The grieving mother of an Indigenous teenager who fatally self-harmed in detention has been forced to relive the pain of her son's death, as a coroner found long-standing failures in the justice system caused the tragedy.
Cleveland Dodd was found unresponsive inside a cell in Unit 18, the trouble-plagued youth wing of a high-security adult prison south of Perth, in the early hours of October 12, 2023.
The 16-year-old was taken to hospital in a critical condition and died about a week later, becoming the first juvenile to die in a West Australian detention facility.
Coroner Phil Urquhart said the unit should be closed urgently and a special inquiry with more powers than the coroners court should be convened into how it came to be established.

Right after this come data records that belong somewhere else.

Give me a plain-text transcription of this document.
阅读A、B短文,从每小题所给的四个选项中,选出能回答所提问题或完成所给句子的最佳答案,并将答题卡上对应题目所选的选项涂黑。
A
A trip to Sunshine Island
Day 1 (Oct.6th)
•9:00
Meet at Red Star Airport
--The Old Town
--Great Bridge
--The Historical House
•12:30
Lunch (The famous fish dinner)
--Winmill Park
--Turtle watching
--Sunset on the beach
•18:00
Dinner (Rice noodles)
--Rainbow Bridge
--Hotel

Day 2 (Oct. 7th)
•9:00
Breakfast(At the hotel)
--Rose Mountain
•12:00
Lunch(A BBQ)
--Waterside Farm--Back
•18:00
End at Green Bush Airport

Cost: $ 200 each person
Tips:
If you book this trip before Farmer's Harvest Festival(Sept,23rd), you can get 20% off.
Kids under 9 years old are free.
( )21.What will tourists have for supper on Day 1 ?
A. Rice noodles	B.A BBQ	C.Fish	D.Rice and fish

"No child in detention deserves to be treated in the way Cleveland and the other young people in Unit 18 were treated at the time he decided to end his life," he said on Monday.
Prolonged periods of solitary confinement, isolation, intense boredom, eating meals alone, a lack of access to health, education and running water were the norm for Cleveland, he said.
"There were serious deficiencies in the way our young people were treated in detention," Mr Urquhart said.
"Cleveland's death was not because of human error by those working on the floor ... it was because of serious long-standing deficiencies in the system."
The coroner made 15 adverse findings and 19 recommendations, including that a forum be established to explore whether the Justice Department should have sole management over youth justice.
He also found Cleveland's damaged cell had a hanging point authorities were aware of and he had been denied access to counselling services despite requesting it numerous times and making threats to self-harm.
Cleveland's mother Nadene Dodd said the pain she suffered when the coroner delivered his findings was as intense as when her son died.
"I believed that my son Cleveland would be safe and that he would be treated humanely," she said in a statement after the hearing finished.
"But the evidence before the inquest into his tragic death at Unit 18 confirmed that Cleveland was neither."
Cleveland was the victim of institutional abuse and neglect and was in unbearable physical and psychological pain when he self-harmed, she said.
"It breaks my heart to know that Cleveland spent 23 hours a day, for days on end, locked down in a filthy cell with no end in sight," she said.
"I can understand why my son lost hope and the will to live."
Outside court, Cleveland's Aunty Eunice Mippy said her family was upset and hurt over the coroner's findings and recommendations, during which he detailed the treatment her nephew had endured inside Unit 18.
"We want someone to be held accountable for our nephew's death, for what's been done and what's been happening in that place," she said.
WA Corrective Services Minister Paul Papalia rejected the coroner's call to urgently close Unit 18 and transfer the detainees to the state's other centre, Banksia Hill.
"We know what happens when you put the cohort who are currently housed and managed in Unit 18 in with the other population of Banksia Hill," he said, referring to a 2023 riot that caused extensive damage.
"There is no facility in the state more fit for purpose than Unit 18 to house this cohort."
Conditions inside WA's youth detention centres had "significantly improved" since Cleveland's death, with increased out-of-cell hours, Mr Papalia said.
The inquest heard Cleveland self-harmed about 1.35am and staff didn't open his cell door to help him for more than 15 minutes, with paramedics arriving a further 15 minutes later.
The teen was partially revived and taken to hospital but suffered a brain injury because of a lack of oxygen.
He died, surrounded by his family, on October 19, 2023.